Grok-3, developed by xAI, is expected to surpass existing AI models, backed by the world’s largest AI training cluster – Colossus.
Colossus comprises 100,000 liquid-cooled NVIDIA H100 GPUs with a single RDMA network interconnect architecture, surpassing any existing supercomputer.
The Information reported that Colossus even caught Altman’s attention, who flew over its training facility to assess development progress and energy supply.

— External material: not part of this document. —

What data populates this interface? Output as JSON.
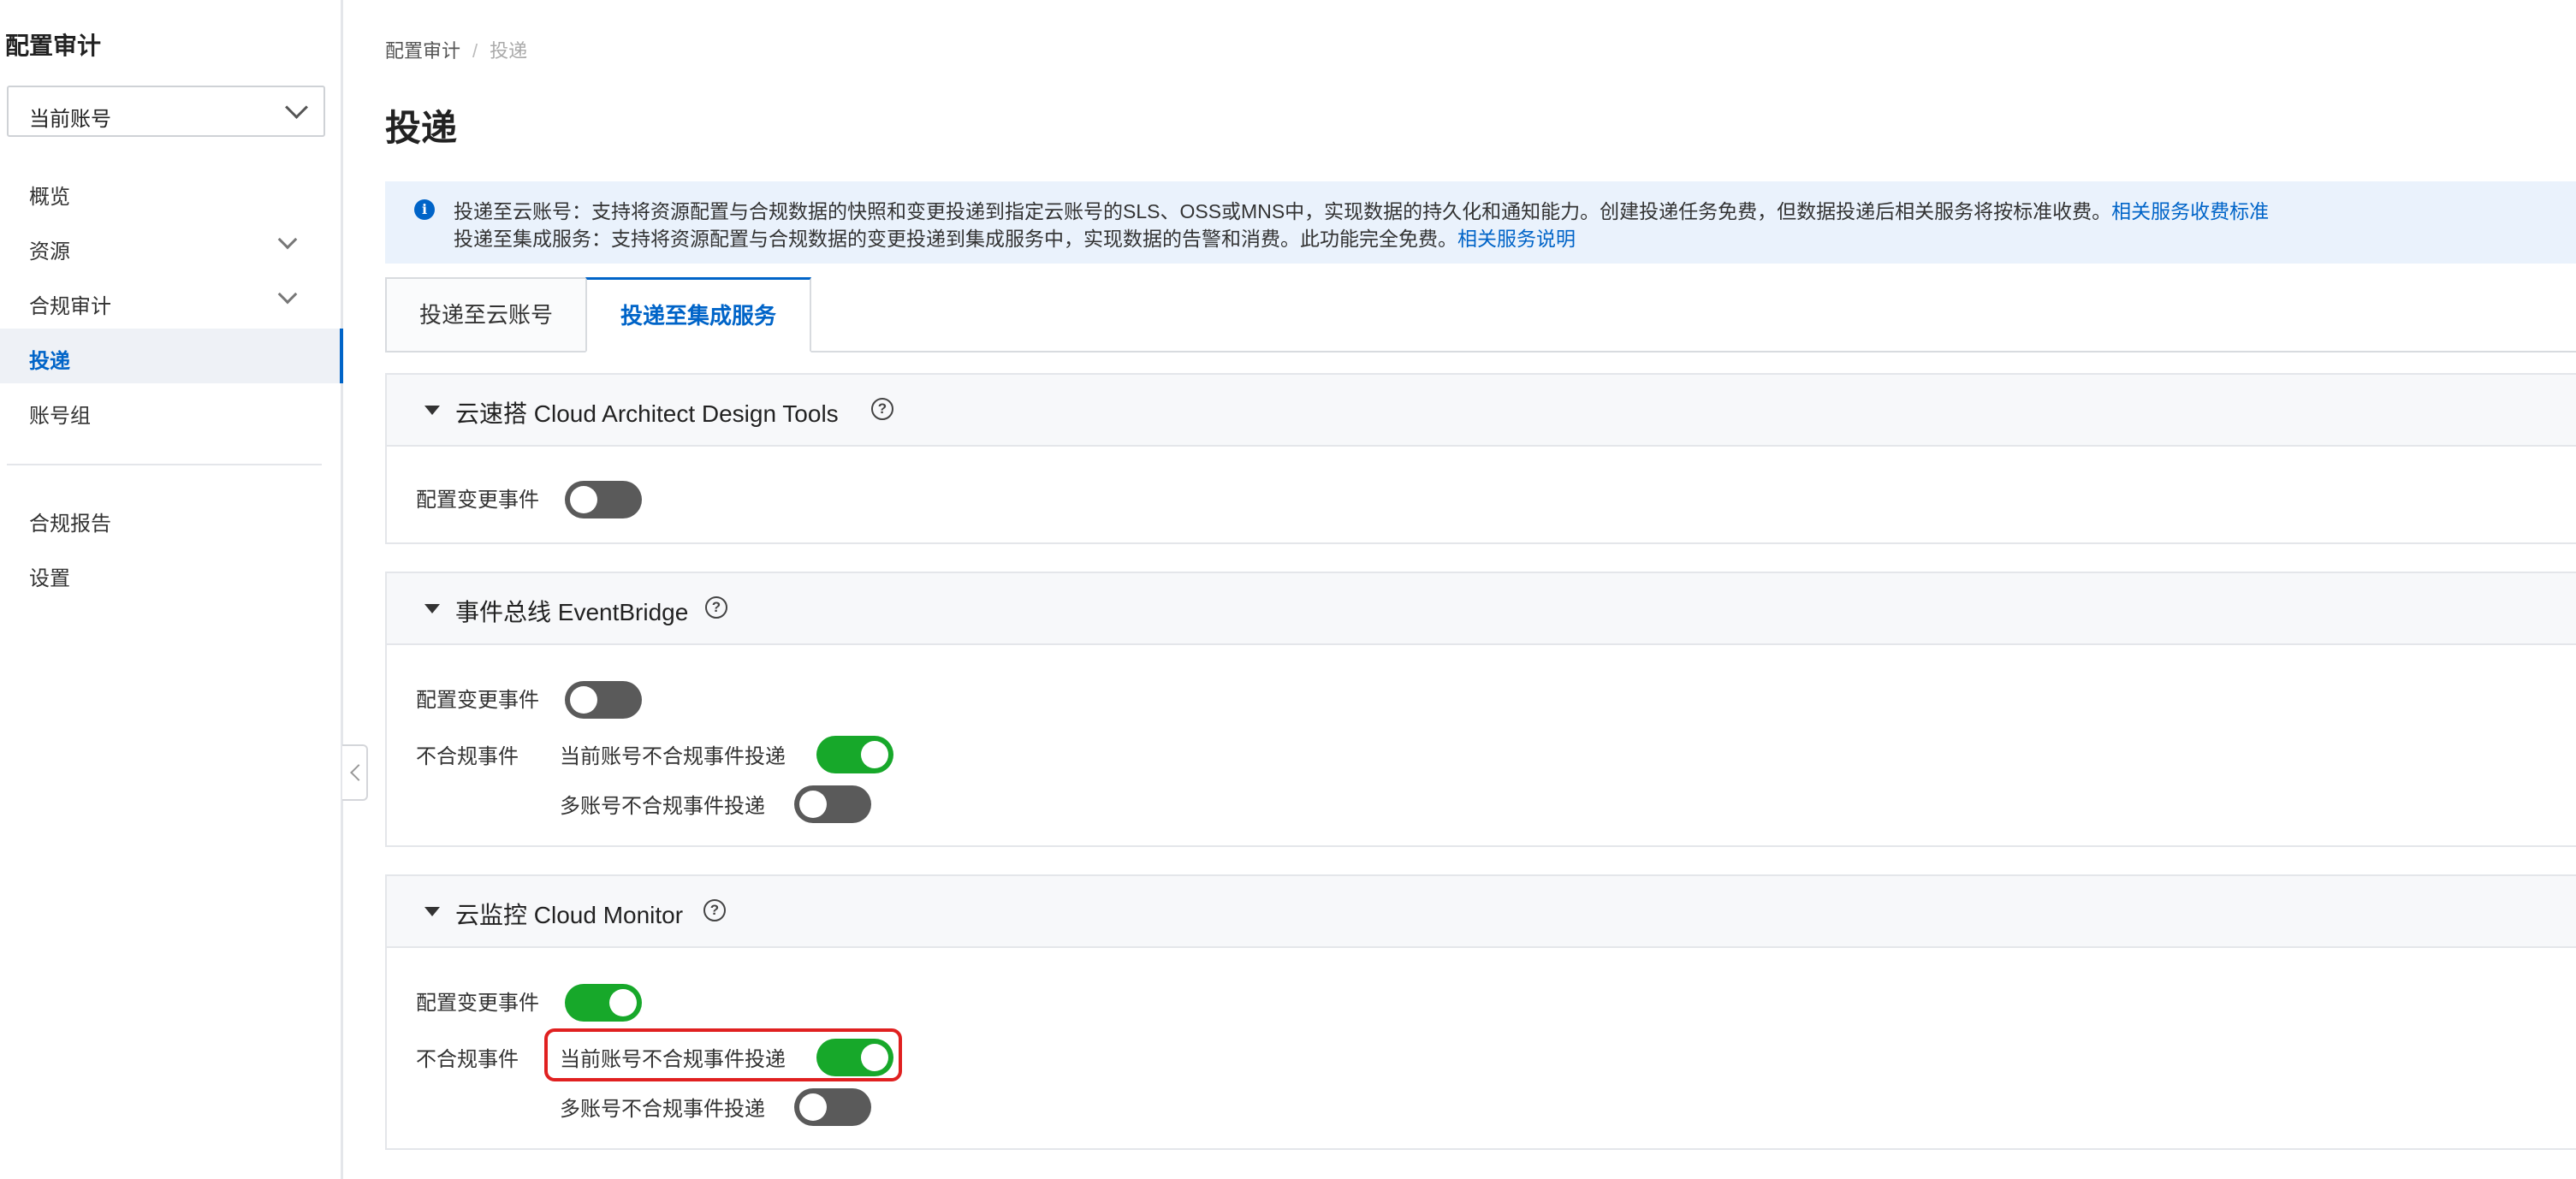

The combination of “strongest AI,” “millennium math problem,” and persistent “AI threat theory” created a perfect rumor storm.
The Grok-3 Riemann hypothesis rumor reflects the AI industry’s state:
- It reveals deep attitudes toward AI – optimists believe in AI’s ultimate capabilities while fearing both rapid advancement and insufficient progress.
- Since GPT-4’s release, despite new products, breakthrough innovations have been rare.
Each AI rumor reveals industry anxieties and expectations.
Recent discussions about Scaling Law limitations and “innovation fatigue” have made people impatient with incremental improvements compared to last year’s boom.
The Grok-3 rumor represents collective imagination about the future. Users increasingly await the next qualitative leap like GPT-3.5 to GPT-4.
Real AI breakthroughs often occur when least expected, but we hope to see progress by year-end.